Thirty-one-bed, university hospital Department of Intensive Care.
Seventy-two patients with severe sepsis or septic shock, 18 hemodynamically stable, acutely ill patients without infection, and 18 healthy volunteers.
Three-minute occlusion of the brachial artery using a cuff inflated 50 mmHg above systolic arterial pressure.
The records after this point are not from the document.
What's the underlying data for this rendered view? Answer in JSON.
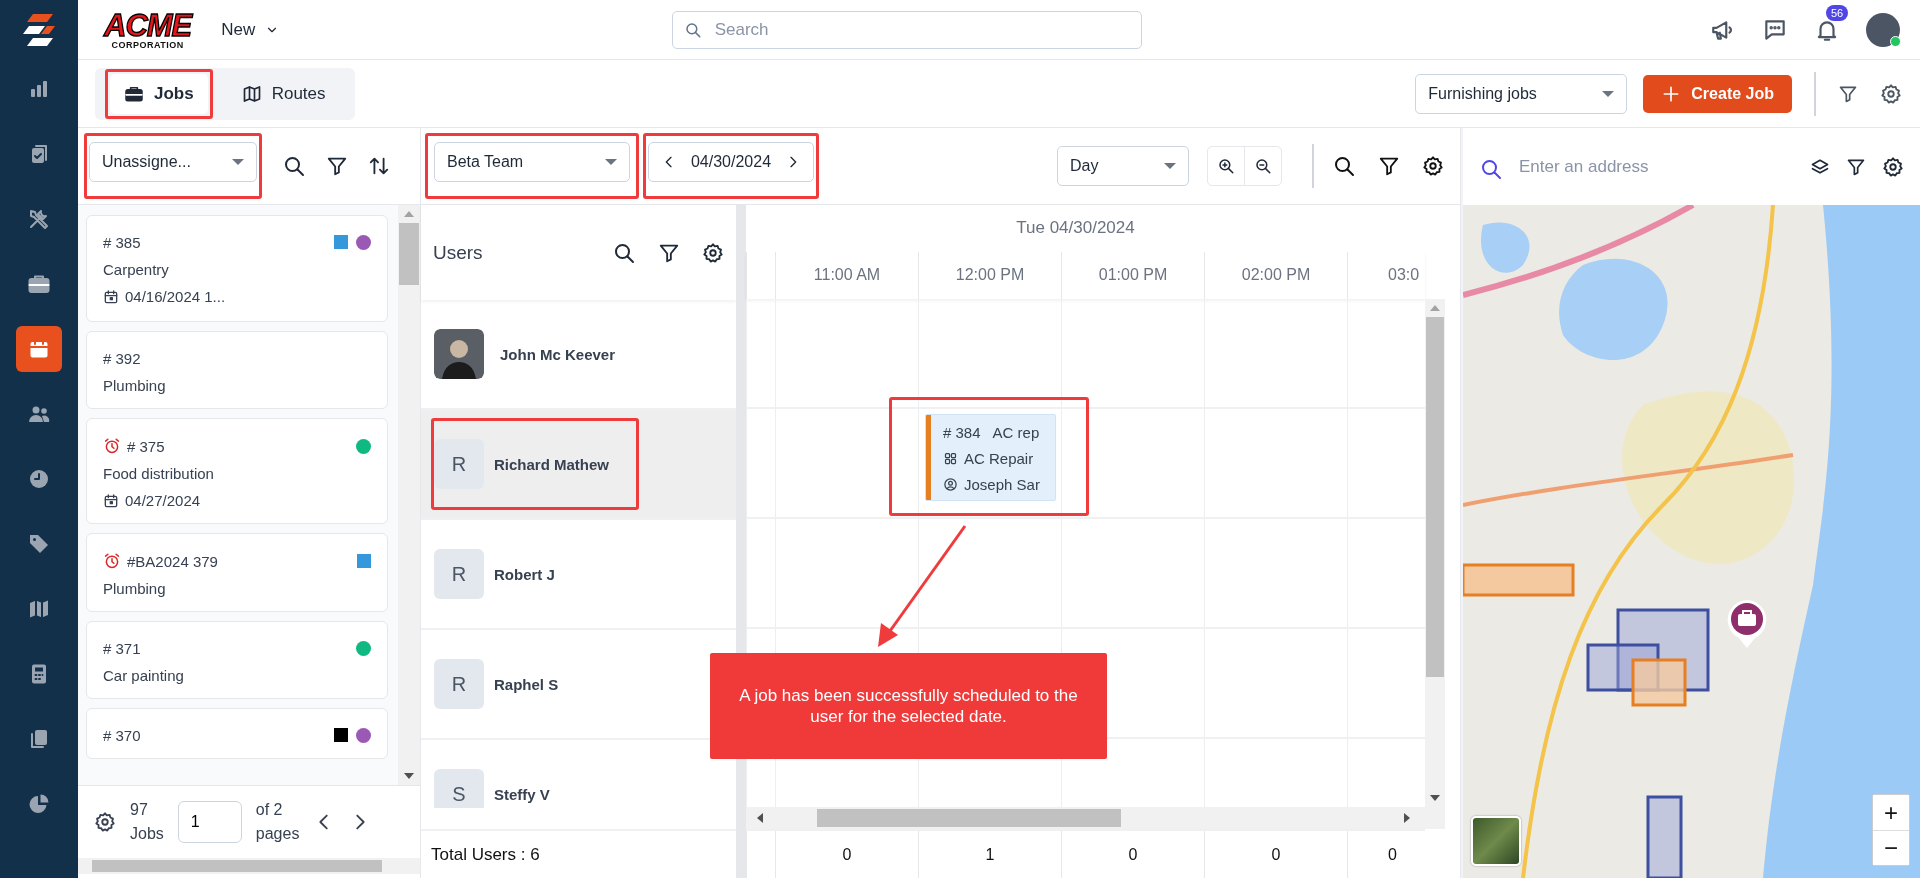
{
  "logo": {
    "text": "ACME",
    "subtext": "CORPORATION"
  },
  "sidebar": {
    "items": [
      {
        "selected": false
      },
      {
        "selected": false
      },
      {
        "selected": false
      },
      {
        "selected": false
      },
      {
        "selected": true
      },
      {
        "selected": false
      },
      {
        "selected": false
      },
      {
        "selected": false
      },
      {
        "selected": false
      },
      {
        "selected": false
      },
      {
        "selected": false
      },
      {
        "selected": false
      }
    ]
  },
  "header": {
    "new_menu": "New",
    "search_placeholder": "Search",
    "notification_count": "56"
  },
  "tabs": [
    {
      "label": "Jobs",
      "selected": true,
      "highlighted": true
    },
    {
      "label": "Routes",
      "selected": false,
      "highlighted": false
    }
  ],
  "job_type_select": "Furnishing jobs",
  "create_button": "Create Job",
  "jobs_panel": {
    "filter": {
      "value": "Unassigne...",
      "highlighted": true
    },
    "jobs": [
      {
        "number": "# 385",
        "title": "Carpentry",
        "date": "04/16/2024 1...",
        "alarm": false,
        "tags": [
          {
            "kind": "square",
            "color": "#3498db"
          },
          {
            "kind": "circle",
            "color": "#9b59b6"
          }
        ]
      },
      {
        "number": "# 392",
        "title": "Plumbing",
        "alarm": false
      },
      {
        "number": "# 375",
        "title": "Food distribution",
        "date": "04/27/2024",
        "alarm": true,
        "tags": [
          {
            "kind": "circle",
            "color": "#10b981"
          }
        ]
      },
      {
        "number": "#BA2024 379",
        "title": "Plumbing",
        "alarm": true,
        "tags": [
          {
            "kind": "square",
            "color": "#3498db"
          }
        ]
      },
      {
        "number": "# 371",
        "title": "Car painting",
        "alarm": false,
        "tags": [
          {
            "kind": "circle",
            "color": "#10b981"
          }
        ]
      },
      {
        "number": "# 370",
        "alarm": false,
        "tags": [
          {
            "kind": "square",
            "color": "#000000"
          },
          {
            "kind": "circle",
            "color": "#9b59b6"
          }
        ]
      }
    ],
    "total": "97",
    "total_label": "Jobs",
    "page": "1",
    "of_pages": "of 2",
    "pages_label": "pages"
  },
  "schedule": {
    "team": {
      "value": "Beta Team",
      "highlighted": true
    },
    "date": {
      "value": "04/30/2024",
      "highlighted": true
    },
    "view": "Day",
    "users_title": "Users",
    "day_header": "Tue 04/30/2024",
    "times": [
      "11:00 AM",
      "12:00 PM",
      "01:00 PM",
      "02:00 PM",
      "03:0"
    ],
    "users": [
      {
        "name": "John Mc Keever",
        "selected": false,
        "highlighted": false
      },
      {
        "name": "Richard Mathew",
        "initial": "R",
        "kind": "initial",
        "selected": true,
        "highlighted": true,
        "event": {
          "number": "# 384",
          "title": "AC rep",
          "type": "AC Repair",
          "assignee": "Joseph Sar",
          "color": "#e67e22",
          "highlighted": true
        }
      },
      {
        "name": "Robert J",
        "initial": "R",
        "kind": "initial",
        "selected": false,
        "highlighted": false
      },
      {
        "name": "Raphel S",
        "initial": "R",
        "kind": "initial",
        "selected": false,
        "highlighted": false
      },
      {
        "name": "Steffy V",
        "initial": "S",
        "kind": "initial",
        "selected": false,
        "highlighted": false
      }
    ],
    "total_users": "Total Users : 6",
    "counts": [
      "0",
      "1",
      "0",
      "0",
      "0"
    ]
  },
  "callout": "A job has been successfully scheduled to the user for the selected date.",
  "map": {
    "address_placeholder": "Enter an address",
    "zoom_in": "+",
    "zoom_out": "−"
  }
}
Measurements and main results
Thenar eminence StO2 was measured continuously by NIRS before (StO2baseline), during, and after the 3-min occlusion. Changes in StO2 were assessed by the slope of increase in StO2 during the first 14 s following the ischemic period and by the difference between the maximum StO2 and StO2baseline (Δ). The slope was lower in septic patients than in controls and volunteers [2.3 (1.3–3.6), 4.8 (3.5–6.0), and 4.7 (3.2–6.3) %/s, p < 0.001]. Δ was also significantly lower in septic patients than in the other groups. Slopes were lower in septic patients with than without shock [2.0 (1.2–2.9) vs 3.2 (1.8–4.5) %/s, p < 0.05]. In 52 septic patients, in whom the slope was obtained every 24 h for 48 h, slopes were higher in survivors than in non-survivors and tended to increase in survivors but not in non-survivors.
Altered recovery in StO2 after an ischemic challenge is frequent in septic patients and more pronounced in the presence of shock. The presence and persistence of these alterations in the first 24 h of sepsis are associated with worse outcome.